How I debugged my Audioengine HD3 speakers in Linux

2021 July 13

I purchased a pair of desktop speakers recently, the Audioengine HD3 (based on this review). On my desktop, I'm running Ubuntu; 20.10 Groovy Gorilla until recently, but 21.04 Hirsute Hippo now. The speakers worked just fine when I first got them, but somewhere along the way (I don't know exactly when, but quite possibly when I updated), I couldn't get any sound out of them, despite the system having no trouble detecting them.

With the help of my local Linux User Group, this is how we debugged the issue, and what I learned along the way.
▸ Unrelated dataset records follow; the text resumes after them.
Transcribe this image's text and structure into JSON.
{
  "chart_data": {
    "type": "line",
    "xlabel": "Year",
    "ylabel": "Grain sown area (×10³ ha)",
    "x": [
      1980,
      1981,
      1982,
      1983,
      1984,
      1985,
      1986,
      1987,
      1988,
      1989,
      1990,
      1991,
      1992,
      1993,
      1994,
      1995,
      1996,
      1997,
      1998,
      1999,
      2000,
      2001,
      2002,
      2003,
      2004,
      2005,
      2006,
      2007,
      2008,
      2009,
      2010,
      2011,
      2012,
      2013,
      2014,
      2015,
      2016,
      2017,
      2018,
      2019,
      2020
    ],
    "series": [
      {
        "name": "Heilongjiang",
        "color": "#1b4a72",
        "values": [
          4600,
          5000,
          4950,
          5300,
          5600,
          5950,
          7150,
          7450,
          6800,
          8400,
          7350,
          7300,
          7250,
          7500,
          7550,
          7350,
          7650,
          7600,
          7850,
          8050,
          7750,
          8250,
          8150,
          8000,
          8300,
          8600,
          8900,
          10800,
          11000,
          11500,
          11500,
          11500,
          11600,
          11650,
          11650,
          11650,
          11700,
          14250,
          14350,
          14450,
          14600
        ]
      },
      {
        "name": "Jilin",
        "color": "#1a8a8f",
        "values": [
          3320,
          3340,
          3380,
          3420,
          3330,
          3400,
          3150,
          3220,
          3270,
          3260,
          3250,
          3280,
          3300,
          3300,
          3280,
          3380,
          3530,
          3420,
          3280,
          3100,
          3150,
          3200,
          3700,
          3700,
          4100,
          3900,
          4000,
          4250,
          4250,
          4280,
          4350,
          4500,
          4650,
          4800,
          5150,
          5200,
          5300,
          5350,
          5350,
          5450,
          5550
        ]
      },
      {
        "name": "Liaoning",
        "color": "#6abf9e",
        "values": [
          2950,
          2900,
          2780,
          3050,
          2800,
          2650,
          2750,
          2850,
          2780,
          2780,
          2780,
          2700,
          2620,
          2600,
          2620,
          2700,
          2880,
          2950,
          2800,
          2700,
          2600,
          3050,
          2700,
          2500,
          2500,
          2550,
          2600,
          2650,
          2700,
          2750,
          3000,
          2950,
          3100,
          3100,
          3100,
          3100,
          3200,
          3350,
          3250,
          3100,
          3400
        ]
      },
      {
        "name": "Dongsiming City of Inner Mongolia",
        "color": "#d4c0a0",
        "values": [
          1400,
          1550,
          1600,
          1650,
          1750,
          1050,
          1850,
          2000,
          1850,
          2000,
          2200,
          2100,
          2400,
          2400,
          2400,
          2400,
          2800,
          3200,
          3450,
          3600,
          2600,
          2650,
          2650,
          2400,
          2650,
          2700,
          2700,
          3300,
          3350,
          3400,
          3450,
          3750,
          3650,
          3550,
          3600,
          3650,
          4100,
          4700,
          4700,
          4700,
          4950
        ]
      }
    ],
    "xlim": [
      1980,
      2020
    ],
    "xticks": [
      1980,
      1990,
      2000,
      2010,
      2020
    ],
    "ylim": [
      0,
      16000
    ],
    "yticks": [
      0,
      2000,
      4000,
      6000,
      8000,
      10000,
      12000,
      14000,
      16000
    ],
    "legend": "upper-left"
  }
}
This post is structured like a bug report with all the information I thought might be relevant, in order of what was tried, but it is sprinkled with exposition and just happens to end with a solution.

When connecting my speakers, I see this in dmesg:

usb 1-1: 1:1: cannot set freq 48000 to ep 0x3

I've been told that audio in Ubuntu (and most Linux distributions) consists of two primary layers:

  1. Advanced Linux Sound Architecture (ALSA), the lower layer.
  2. PulseAudio, the higher layer.

To restore audio, I should first make sure I can play audio through ALSA with its tools. Once that is solved, then any remaining problems can be attributed to the Pulse layer. To play audio through ALSA, I must first disable Pulse to make it release its handles to my audio devices:

systemctl --global stop pulseaudio.service pulseaudio.socket

aplay is an ALSA tool for playing audio. aplay -L lists all the "devices" (in ALSA parlance) that can play audio. Each device is actually a combination of a plugin and the hardware. It listed 14 devices for my speakers. (There are even more for my onboard audio, video card, and webcam).

speaker-test is an ALSA tool for playing test audio when one doesn't have an audio file on hand. speaker-test -D $device -c 2 makes sound with 6 of my speaker's ALSA devices, the ones with these plugins: hw, plughw, front, surround40, iec958, dmix. To name the device, they are all suffixed with :CARD=HD3,DEV=0.

Unlike speaker-test, aplay requires an audio file. I generated a test audio file using ffmpeg:

ffmpeg -f lavfi -i "sine=frequency=1000:sample_rate=48000:duration=5" \
-c:a pcm_s16le -ac 2 sine.wav

aplay -D $device -c 2 sine.wav works when the WAV file is encoded in stereo at 48k Hz to 16 bit signed little endian (SLE), and only with those parameters. Trying a 44.1k WAV file plays a burst of audio for a fraction of a second at the beginning of the very first attempt, and then nothing at all following or on subsequent attempts.

At this point it appears that sound is working, at 48k at least. So I enable Pulse audio:

systemctl --global start pulseaudio.service pulseaudio.socket

I see this in dmesg:

retire_capture_urb: 39 callbacks suppressed

When I have Pulse enabled, I'm testing sound via Settings -> Sound -> Volume Levels -> Output -> Test.

pacmd list-sinks lists Pulse "sinks" (their name for devices, which may be virtual). It shows sample spec: s16le 2ch 44100Hz for my speakers. Trying this command changes the properties list but does not affect the sample spec:

pacmd update-sink-proplist alsa_output.$alsa_output \
format=s16le rate=48000

Editing /etc/pulse/daemon.conf to set default-sample-rate and alternate-sample-rate both to 48000 and restarting Pulse (pulseaudio -k) corrects the sample spec, but still no sound is made.

I disable Pulse again, and find my previously working ALSA commands have stopped making sound. I start alsamixer, select my speakers, and see volume at 0<>100. Holding the Up key, I can bring the volume to 100<>100, and sound works again.

So it seems something in Pulse is setting my volume to 0%, and there's nothing I can do in Pulse to change it. In fact, everything I saw in Pulse showed my volume at 100%. But unlike the other ALSA tools, I can run alsamixer while Pulse is enabled. So I enable Pulse, open alsamixer, restore volume to 100%, and the speakers start making sound. Problem solved.